Chinese GDP grew at a slightly disappointing pace of 1.6%q/q in Q4, pulling the year-on-year growth lower to 6.8%y/y. Following the aggressive sell-off during the second half of last year, the lower official growth figures have not unduly upset market action as the prospect of near term stimulus from Chinese authorities keeps the bears in check for now. China’s fixed asset investment expanded 10% (vs 10.2% exp.), the slowest pace since 2000.
Shanghai’s Composite gained 3.22% on PBoC intervention; Dow Jones reported ‘China's central bank continues to pump cash into the financial system, offering a total of 155 billion yuan ($23.52 billion) to commercial lenders Tuesday via a routine money market exercise.’
On a side note, we continue to point out the decoupling between the Chinese stock market and the real economy. The highly leveraged Chinese stock markets do not fully represent the reality on field. Of course the sell-off is due to a certain level of stagnation in the market in the aftermath of extreme zeal. The fall in copper prices have both economic and financial implications in real terms as lower copper, mostly used as collateral for loans, limits the financial capacity of firms and may encourage certain businesses to halt expansion.
Commodities were better bid in Asia; Brent gained 3.22% as WTI advanced 1.15%.

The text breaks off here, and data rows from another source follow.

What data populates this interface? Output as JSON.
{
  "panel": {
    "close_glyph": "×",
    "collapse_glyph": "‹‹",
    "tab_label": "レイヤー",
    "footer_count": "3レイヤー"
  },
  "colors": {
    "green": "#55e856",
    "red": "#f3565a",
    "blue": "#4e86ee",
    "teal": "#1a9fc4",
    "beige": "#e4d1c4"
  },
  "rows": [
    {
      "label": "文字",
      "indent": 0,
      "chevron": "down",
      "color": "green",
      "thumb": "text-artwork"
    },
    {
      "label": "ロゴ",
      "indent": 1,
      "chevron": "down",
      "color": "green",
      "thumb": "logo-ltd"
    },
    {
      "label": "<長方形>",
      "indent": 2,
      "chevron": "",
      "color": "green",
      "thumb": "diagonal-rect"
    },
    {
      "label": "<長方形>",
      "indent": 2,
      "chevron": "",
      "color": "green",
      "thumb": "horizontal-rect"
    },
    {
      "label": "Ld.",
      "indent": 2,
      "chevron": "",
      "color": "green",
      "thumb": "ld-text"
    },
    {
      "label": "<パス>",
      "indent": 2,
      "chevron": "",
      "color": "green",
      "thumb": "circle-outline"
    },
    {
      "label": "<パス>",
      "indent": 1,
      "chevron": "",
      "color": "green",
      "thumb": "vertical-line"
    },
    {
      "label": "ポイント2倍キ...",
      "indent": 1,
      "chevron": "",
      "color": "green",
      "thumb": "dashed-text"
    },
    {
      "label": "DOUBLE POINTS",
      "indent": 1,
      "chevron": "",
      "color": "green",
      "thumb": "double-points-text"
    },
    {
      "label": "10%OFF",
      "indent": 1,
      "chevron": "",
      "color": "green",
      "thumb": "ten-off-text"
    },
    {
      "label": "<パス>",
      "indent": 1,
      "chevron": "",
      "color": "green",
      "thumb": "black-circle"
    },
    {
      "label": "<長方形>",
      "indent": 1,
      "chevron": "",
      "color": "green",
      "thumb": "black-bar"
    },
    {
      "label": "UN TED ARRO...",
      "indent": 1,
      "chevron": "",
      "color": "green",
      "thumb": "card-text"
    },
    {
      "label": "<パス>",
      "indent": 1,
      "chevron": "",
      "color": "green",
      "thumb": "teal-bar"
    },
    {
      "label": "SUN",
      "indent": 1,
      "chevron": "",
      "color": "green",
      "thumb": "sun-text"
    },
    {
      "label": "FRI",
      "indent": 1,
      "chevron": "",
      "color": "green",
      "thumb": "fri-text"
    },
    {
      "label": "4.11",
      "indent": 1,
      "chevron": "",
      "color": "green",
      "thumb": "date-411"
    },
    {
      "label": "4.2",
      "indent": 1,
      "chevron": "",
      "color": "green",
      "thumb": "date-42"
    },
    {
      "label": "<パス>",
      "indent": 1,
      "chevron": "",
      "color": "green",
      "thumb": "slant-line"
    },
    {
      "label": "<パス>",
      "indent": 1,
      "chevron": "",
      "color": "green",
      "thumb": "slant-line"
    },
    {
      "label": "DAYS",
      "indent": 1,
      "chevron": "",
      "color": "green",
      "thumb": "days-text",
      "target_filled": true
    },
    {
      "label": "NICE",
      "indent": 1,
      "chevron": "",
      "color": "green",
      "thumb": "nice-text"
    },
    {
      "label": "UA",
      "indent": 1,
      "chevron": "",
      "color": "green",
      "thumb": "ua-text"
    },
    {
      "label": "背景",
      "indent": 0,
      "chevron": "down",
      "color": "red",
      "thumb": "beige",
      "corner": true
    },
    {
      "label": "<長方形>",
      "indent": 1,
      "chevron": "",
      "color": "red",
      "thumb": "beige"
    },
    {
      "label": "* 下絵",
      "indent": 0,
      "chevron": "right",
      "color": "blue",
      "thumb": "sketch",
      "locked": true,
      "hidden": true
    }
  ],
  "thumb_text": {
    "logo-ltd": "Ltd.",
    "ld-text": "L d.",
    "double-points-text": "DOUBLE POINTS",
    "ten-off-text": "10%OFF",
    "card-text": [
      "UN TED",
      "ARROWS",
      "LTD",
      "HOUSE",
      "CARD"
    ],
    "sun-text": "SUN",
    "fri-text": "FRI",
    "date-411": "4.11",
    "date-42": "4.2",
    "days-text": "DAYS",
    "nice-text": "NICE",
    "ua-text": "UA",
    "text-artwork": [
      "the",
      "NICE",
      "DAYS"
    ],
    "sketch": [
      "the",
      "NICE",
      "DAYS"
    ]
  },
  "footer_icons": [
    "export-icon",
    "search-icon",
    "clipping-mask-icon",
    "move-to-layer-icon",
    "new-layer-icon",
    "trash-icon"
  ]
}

Risk appetite is clearly better this morning yet the market volatility remains high suggesting that gains in stocks may remain fragile.
The FTSE is higher thanks to sharp rebound in miners. Top gainers in London are Anglo American (+8.98%), Glencore (8.38%), Antofagasta (+4.23%), BHP (+4.14%) and Rio Tinto (+4.13%).
The inflation in the UK printed a better-than-expected performance (+0.1%m/m vs 0.0% exp.) during the festive month of December. As knee-jerk reaction, the pound recovered to 1.4340 against the US dollar and stepped below the 0.76 mark against the euro.
The mid-term sentiment in pound remains downbeat however as the probability of a June hike from the Bank of England is down from 45% to 35% since the end of 2015. If the Fed sticks to its plan including three-to-four hikes throughout this year, the divergent Fed/BoE policy outlook could further weigh on Cable. The pair is attempting to determine a bottom at 1.4250, which has acted as support in 2010. A break below this level should gather momentum for an extension to 1.4040/1.4000 psychological support.
The UK has certainly been hit by the rout in energy and commodity prices given the UK benchmark’s weighting to the relevant commodity producers. Despite witnessing a degree of consolidation in the index, we may not yet have seen the bottom. Nevertheless, the US is also subject to same macroeconomic factors, and a further collapse in global economic outlook will almost certainly give the Fed pause and may imbue some reluctance in proceeding with its scheduled tightening. If the market starts seeing the December Fed hike as ‘one-and-done’ move, then Cable could well bounce back to 1.45-1.50 in the first quarter.
EURGBP surpassed 0.75 hurdle as euro kept on gaining after the ECB disappointed by a softer policy loosening in December. Brexit risk could well keep the GBP gains limited however as we have come to notice recently.
Across the Channel, the ECB is expected to maintain the status quo at this week’s meeting, the accompanying tone will be important. Until then, we see little incentive or catalyst to move out of 1.08/1.1050 range in EURUSD.